# CPU-Z 0.8.2 Bios reading not supported on this device (GTX 850M)



## VictorSolomonov (Apr 23, 2015)

Hello everyone, first of all i am apologize for creating  thread on this problem, as there are many of them which already exist, but they dont have any solution for me.

The question is why it is happens when i try to save Bios? Is it because any mobile video cards don't support this feature or this is a bug in the program? Does it require nvflash latest version (I thought it already integrated into program)? Could you give me any advice?


----------



## MrGenius (Apr 23, 2015)

It means what it says.

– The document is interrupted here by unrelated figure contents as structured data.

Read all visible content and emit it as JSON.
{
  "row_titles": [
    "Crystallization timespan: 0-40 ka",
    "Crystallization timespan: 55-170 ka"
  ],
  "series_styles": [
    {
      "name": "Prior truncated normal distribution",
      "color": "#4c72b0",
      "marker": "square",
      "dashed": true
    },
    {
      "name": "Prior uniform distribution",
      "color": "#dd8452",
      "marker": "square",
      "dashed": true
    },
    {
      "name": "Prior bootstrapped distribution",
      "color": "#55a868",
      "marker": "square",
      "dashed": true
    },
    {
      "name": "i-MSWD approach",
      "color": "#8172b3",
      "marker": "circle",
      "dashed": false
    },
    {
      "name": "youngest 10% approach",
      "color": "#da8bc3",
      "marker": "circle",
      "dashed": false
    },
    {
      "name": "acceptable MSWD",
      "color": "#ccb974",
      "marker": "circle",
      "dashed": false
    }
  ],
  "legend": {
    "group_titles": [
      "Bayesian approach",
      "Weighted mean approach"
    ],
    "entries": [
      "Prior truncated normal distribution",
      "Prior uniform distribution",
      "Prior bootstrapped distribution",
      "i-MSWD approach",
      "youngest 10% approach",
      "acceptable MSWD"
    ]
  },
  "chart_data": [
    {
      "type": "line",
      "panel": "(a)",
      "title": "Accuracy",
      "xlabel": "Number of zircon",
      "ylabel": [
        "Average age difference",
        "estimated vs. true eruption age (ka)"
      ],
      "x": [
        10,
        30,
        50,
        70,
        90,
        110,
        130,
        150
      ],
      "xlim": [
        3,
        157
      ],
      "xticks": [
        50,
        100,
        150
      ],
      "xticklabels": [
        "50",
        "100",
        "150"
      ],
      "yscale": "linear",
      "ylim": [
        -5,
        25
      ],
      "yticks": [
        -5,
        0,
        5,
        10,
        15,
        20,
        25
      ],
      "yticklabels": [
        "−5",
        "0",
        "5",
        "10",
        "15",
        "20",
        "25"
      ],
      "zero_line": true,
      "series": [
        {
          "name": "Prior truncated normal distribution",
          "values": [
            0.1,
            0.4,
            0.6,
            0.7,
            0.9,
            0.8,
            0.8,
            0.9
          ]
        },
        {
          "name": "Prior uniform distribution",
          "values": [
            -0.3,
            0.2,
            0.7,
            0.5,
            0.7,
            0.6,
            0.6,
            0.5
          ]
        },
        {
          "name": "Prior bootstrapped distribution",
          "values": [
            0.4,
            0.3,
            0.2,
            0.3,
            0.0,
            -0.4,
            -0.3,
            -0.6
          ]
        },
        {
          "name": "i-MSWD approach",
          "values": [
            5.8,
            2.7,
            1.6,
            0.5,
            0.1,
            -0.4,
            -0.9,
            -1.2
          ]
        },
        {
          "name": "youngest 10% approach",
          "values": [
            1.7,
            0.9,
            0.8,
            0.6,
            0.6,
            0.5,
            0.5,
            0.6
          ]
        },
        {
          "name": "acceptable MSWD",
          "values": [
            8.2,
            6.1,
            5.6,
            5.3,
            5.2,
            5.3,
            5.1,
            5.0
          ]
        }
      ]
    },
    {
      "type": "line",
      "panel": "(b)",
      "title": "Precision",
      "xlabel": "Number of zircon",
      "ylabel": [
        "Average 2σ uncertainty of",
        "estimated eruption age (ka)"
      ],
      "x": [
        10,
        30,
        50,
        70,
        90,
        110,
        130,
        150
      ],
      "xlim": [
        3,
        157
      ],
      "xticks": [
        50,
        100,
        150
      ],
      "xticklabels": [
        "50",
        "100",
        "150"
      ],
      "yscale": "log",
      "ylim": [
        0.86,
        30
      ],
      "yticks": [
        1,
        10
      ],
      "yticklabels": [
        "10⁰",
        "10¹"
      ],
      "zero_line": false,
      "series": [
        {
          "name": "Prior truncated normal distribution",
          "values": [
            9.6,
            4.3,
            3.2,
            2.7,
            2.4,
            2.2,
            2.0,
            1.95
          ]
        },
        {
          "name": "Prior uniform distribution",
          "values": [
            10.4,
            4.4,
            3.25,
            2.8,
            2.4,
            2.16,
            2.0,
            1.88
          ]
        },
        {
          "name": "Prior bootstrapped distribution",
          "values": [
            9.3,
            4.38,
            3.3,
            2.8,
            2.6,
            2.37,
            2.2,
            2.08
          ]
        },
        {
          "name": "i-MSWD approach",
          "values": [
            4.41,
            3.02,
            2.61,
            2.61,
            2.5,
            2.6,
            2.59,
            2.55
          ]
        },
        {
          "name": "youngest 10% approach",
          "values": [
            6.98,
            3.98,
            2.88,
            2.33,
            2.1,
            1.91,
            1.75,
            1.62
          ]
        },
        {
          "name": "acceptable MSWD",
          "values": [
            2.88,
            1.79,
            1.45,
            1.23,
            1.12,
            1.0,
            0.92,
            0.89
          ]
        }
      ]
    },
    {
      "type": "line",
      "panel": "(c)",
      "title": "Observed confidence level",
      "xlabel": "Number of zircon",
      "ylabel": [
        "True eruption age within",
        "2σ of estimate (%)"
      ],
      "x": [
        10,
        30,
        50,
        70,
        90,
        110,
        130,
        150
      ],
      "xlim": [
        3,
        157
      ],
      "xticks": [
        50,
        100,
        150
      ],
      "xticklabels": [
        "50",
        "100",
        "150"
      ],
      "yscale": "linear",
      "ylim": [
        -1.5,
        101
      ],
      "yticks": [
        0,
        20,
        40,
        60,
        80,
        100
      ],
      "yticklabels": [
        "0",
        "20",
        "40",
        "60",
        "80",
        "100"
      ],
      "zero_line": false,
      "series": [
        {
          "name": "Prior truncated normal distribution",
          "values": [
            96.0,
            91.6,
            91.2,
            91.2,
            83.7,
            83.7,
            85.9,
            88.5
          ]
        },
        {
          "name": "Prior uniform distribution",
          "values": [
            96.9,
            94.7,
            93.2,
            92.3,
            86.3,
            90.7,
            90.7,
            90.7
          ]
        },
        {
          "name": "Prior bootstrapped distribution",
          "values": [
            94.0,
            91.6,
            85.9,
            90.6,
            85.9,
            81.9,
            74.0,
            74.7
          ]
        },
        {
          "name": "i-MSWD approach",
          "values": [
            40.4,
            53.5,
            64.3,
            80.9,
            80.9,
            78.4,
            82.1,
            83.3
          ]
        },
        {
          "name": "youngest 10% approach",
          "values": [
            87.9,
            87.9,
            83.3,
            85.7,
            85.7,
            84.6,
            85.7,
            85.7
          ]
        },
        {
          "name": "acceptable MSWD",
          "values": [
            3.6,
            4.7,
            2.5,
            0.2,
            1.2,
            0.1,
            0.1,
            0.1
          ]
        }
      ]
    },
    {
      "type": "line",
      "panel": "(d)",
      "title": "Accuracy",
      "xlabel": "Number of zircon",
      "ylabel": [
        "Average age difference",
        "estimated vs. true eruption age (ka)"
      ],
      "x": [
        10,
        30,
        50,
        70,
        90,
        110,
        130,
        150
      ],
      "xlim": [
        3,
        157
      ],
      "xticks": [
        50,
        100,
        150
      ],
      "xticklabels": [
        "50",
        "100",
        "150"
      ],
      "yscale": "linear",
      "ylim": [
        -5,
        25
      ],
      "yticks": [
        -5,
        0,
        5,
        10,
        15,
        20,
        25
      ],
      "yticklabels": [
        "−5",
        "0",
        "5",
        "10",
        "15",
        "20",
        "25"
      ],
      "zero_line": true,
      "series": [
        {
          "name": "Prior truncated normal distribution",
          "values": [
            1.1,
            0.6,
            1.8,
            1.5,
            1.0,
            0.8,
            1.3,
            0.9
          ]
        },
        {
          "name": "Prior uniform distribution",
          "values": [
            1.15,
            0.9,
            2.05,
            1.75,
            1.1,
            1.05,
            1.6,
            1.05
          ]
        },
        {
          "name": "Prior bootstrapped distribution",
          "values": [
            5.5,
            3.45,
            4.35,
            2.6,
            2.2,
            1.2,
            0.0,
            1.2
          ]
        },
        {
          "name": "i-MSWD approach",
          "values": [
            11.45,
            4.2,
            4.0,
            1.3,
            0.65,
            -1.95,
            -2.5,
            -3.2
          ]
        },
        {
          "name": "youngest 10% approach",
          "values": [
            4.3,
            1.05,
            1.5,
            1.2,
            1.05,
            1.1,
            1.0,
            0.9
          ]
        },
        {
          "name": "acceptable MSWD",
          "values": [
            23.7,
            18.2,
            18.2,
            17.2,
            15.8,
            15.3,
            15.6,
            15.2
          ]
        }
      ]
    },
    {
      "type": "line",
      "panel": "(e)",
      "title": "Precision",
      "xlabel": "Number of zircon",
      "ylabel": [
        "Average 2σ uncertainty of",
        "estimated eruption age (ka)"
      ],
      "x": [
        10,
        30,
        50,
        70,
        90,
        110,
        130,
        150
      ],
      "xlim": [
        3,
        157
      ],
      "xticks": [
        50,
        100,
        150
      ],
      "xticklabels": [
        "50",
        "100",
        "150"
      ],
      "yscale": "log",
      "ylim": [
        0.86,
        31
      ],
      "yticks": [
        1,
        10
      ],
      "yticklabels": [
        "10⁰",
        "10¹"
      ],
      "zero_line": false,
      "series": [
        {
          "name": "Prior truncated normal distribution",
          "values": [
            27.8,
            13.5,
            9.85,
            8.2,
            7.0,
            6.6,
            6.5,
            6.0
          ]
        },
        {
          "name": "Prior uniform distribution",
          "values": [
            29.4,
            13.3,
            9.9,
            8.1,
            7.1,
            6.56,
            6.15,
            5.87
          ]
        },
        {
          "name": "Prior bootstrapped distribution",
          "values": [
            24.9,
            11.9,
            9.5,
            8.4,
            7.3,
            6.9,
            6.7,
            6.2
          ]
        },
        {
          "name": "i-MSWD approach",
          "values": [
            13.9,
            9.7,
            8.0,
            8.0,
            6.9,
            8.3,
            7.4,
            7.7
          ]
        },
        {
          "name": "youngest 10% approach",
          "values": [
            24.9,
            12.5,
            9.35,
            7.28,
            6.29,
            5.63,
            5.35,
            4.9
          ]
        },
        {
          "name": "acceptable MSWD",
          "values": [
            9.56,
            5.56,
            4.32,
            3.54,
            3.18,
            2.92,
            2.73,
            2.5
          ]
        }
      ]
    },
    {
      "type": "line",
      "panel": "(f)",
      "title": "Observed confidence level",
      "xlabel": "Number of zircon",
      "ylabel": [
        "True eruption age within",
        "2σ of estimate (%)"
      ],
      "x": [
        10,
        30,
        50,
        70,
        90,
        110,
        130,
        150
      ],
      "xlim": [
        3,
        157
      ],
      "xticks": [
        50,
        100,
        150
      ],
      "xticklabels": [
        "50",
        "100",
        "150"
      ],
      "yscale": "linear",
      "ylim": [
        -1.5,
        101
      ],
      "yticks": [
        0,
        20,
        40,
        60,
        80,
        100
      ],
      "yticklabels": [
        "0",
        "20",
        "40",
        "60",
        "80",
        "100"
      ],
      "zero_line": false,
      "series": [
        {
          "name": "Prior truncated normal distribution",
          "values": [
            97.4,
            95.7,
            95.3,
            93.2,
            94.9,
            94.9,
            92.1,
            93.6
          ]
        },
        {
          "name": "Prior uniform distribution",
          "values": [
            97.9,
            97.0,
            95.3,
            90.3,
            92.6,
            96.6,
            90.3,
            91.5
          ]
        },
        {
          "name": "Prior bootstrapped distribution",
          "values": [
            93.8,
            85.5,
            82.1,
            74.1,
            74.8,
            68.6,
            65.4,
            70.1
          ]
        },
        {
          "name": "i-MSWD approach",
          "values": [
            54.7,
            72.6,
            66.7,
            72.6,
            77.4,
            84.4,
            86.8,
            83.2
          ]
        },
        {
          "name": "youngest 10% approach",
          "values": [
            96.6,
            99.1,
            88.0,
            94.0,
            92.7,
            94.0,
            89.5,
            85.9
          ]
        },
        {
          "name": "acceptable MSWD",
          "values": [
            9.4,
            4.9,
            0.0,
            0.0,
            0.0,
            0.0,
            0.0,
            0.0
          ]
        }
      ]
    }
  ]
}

You can't read/save the BIOS from that card with GPU-Z. Simple as that.


----------



## Naki (Apr 23, 2015)

Does saving BIOS via NVFlash work fine?
What Windows OS do you use?


----------



## VictorSolomonov (Apr 23, 2015)

Naki said:


> Does saving BIOS via NVFlash work fine?
> What Windows OS do you use?


No, doesn't work, it create some errors or maybe i did something wrong, is there any instruction how to save bios via nvflash?. Windows 8.1


----------



## Naki (Apr 24, 2015)

Please give screenshot of said errors.
Please try running Command Prompt in Admin mode, then run NVFlash from that.


----------



## GigaByte (Apr 24, 2015)

cause the vbios is integrated into the system bios for laptops, only mxm removable cards have their bios on a local flash like desktop cards


----------